Schläpfer Pascal, Zhang Peifen, Wang Chuan, Kim Taehyong, Banf Michael, Chae Lee, Dreher Kate, Chavali Arvind K, Nilo-Poyanco Ricardo, Bernard Thomas, Kahn Daniel, Rhee Seung Y
Carnegie Institution for Science, Plant Biology Department, Stanford, California 94305 (P.S., P.Z., C.W., T.K., M.B., L.C., K.D., A.K.C., R.N.-P., S.Y.R.); and.
Laboratoire Biométrie et Biologie Evolutive, Université de Lyon, Université Lyon 1, Centre National de la Recherche Scientifique, Institut National de la Recherche Agronomique, Unité Mixte de Recherche 5558, 69622 Villeurbanne, France (T.B., D.K.).
Plant Physiol. 2017 Apr;173(4):2041-2059. doi: 10.1104/pp.16.01942. Epub 2017 Feb 22.
Plant metabolism underpins many traits of ecological and agronomic importance. Plants produce numerous compounds to cope with their environments but the biosynthetic pathways for most of these compounds have not yet been elucidated. To engineer and improve metabolic traits, we need comprehensive and accurate knowledge of the organization and regulation of plant metabolism at the genome scale. Here, we present a computational pipeline to identify metabolic enzymes, pathways, and gene clusters from a sequenced genome. Using this pipeline, we generated metabolic pathway databases for 22 species and identified metabolic gene clusters from 18 species.

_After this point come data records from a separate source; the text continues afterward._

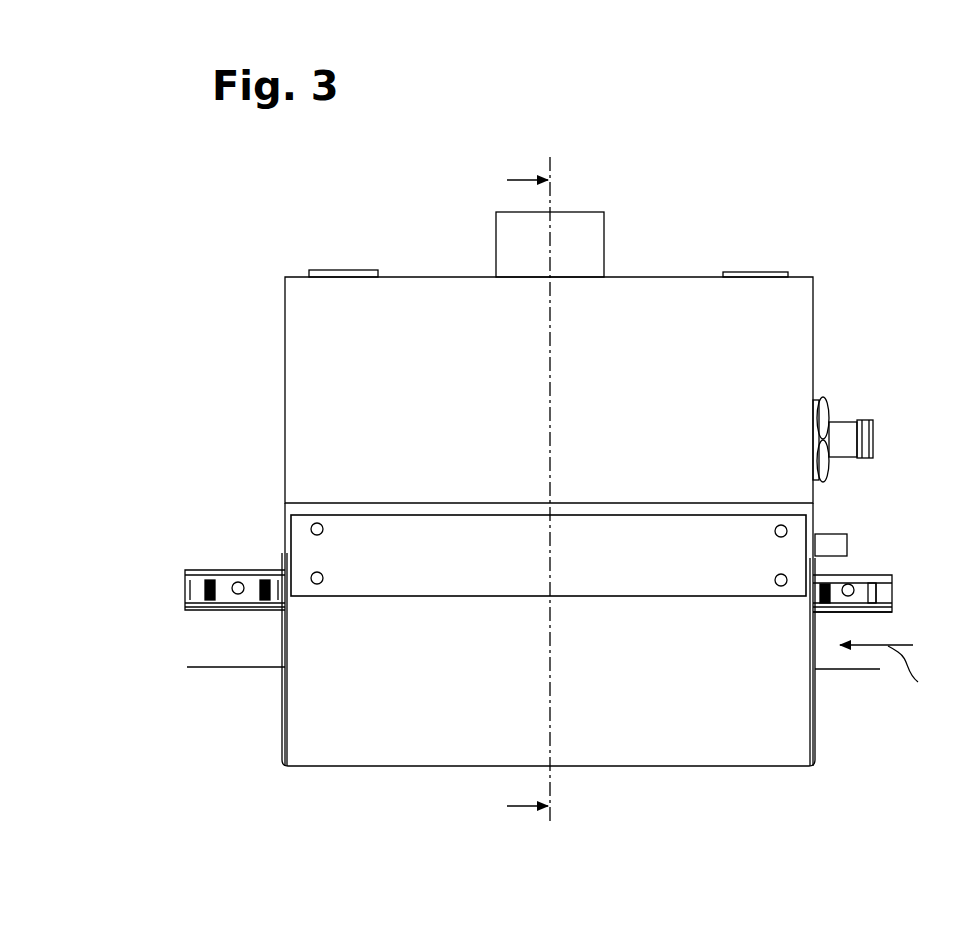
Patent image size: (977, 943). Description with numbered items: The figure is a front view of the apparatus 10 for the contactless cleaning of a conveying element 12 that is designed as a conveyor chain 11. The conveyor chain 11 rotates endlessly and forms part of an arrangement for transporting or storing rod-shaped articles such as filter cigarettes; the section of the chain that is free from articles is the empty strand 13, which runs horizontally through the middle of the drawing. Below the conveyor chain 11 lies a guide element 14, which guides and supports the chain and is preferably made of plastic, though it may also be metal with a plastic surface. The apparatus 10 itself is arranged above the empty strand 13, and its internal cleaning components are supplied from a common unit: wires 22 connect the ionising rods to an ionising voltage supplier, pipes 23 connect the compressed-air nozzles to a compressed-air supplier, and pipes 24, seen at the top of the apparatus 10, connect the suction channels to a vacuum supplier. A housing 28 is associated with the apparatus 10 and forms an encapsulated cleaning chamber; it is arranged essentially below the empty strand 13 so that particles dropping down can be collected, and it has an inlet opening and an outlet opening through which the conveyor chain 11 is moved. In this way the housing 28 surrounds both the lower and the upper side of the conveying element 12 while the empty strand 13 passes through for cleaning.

The apparatus 10 is at (799, 252).
The conveyor chain 11 is at (850, 584).
The conveying element 12 is at (866, 580).
The empty strand 13 is at (232, 553).
The guide element 14 is at (882, 613).
The wires 22 is at (830, 545).
The pipes 23 is at (842, 432).
The pipes 24 is at (582, 230).
The housing 28 is at (714, 742).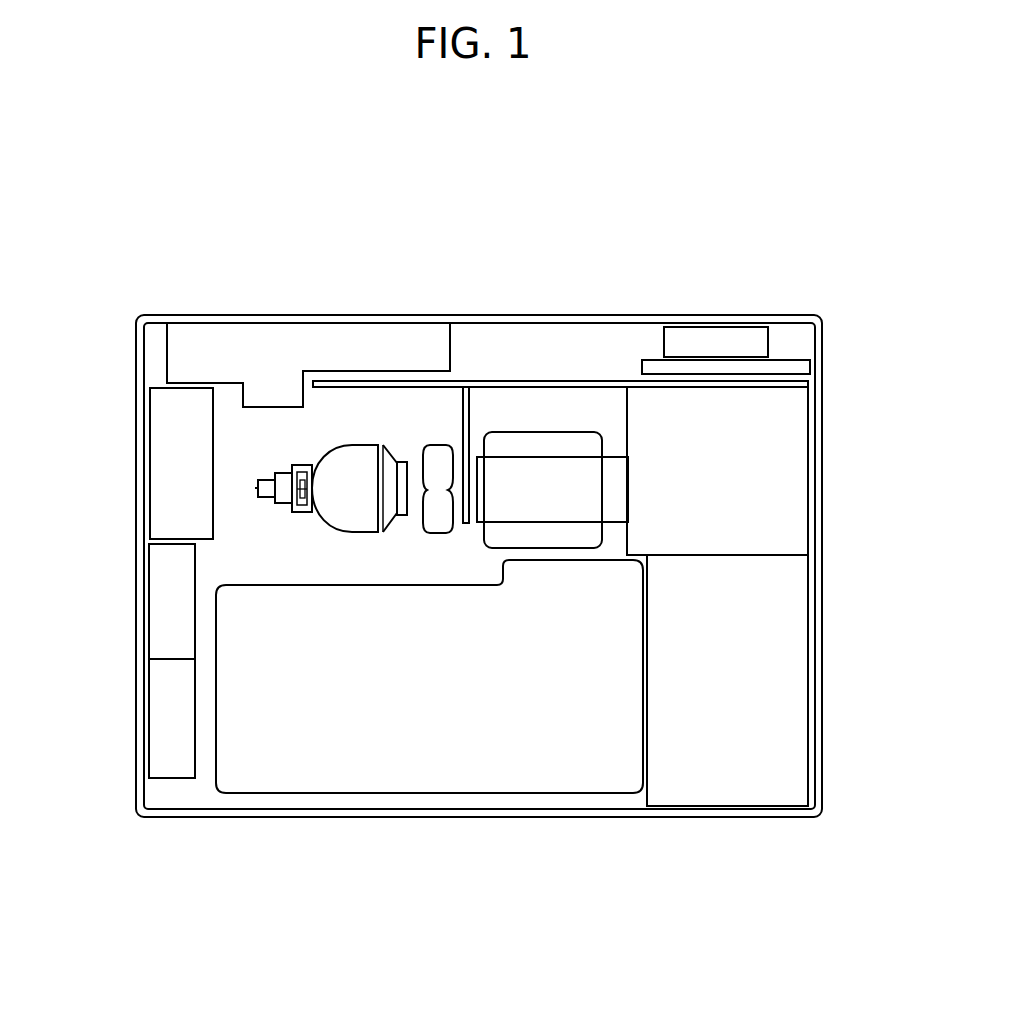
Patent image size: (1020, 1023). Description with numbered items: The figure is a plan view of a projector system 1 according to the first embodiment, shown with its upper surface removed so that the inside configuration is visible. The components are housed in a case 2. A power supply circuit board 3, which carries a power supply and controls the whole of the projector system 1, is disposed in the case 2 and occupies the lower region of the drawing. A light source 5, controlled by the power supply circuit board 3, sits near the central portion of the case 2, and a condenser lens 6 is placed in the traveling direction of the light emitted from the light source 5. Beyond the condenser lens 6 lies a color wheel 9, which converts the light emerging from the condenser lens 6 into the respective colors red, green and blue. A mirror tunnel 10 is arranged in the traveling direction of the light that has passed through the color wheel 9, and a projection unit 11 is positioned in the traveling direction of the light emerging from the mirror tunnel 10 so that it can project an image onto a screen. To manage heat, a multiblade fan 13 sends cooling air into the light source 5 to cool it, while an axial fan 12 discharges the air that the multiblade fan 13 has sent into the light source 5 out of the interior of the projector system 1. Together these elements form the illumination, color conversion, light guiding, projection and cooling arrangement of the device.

This unified resource can be used to conduct a wide array of comparative studies of plant metabolism. Using the resource, we discovered a widespread occurrence of metabolic gene clusters in plants: 11,969 clusters from 18 species. The prevalence of metabolic gene clusters offers an intriguing possibility of an untapped source for uncovering new metabolite biosynthesis pathways. For example, more than 1,700 clusters contain enzymes that could generate a specialized metabolite scaffold (signature enzymes) and enzymes that modify the scaffold (tailoring enzymes). In four species with sufficient gene expression data, we identified 43 highly coexpressed clusters that contain signature and tailoring enzymes, of which eight were characterized previously to be functional pathways. Finally, we identified patterns of genome organization that implicate local gene duplication and, to a lesser extent, single gene transposition as having played roles in the evolution of plant metabolic gene clusters.
植物代谢支撑着许多具有生态和农艺重要性的性状。植物产生大量化合物以应对其环境,但这些化合物中大多数的生物合成途径尚未阐明。为了设计和改善代谢性状,我们需要在基因组尺度上全面而准确地了解植物代谢的组织和调控。在此,我们提出了一种计算流程,用于从已测序的基因组中识别代谢酶、代谢途径和基因簇。利用这个流程,我们生成了22个物种的代谢途径数据库,并从18个物种中识别出代谢基因簇。这个统一的资源可用于开展广泛的植物代谢比较研究。利用该资源,我们发现植物中代谢基因簇广泛存在:来自18个物种的11969个基因簇。代谢基因簇的普遍存在为揭示新的代谢物生物合成途径提供了一个尚未开发的潜在来源。例如,超过1700个基因簇包含能够生成特殊代谢物支架的酶(标志性酶)和修饰该支架的酶(修饰酶)。在四个有足够基因表达数据的物种中,我们识别出43个高度共表达的基因簇,它们包含标志性酶和修饰酶,其中八个先前已被鉴定为功能途径。最后,我们确定了基因组组织模式,这些模式表明局部基因复制以及在较小程度上的单基因转座在植物代谢基因簇的进化中发挥了作用。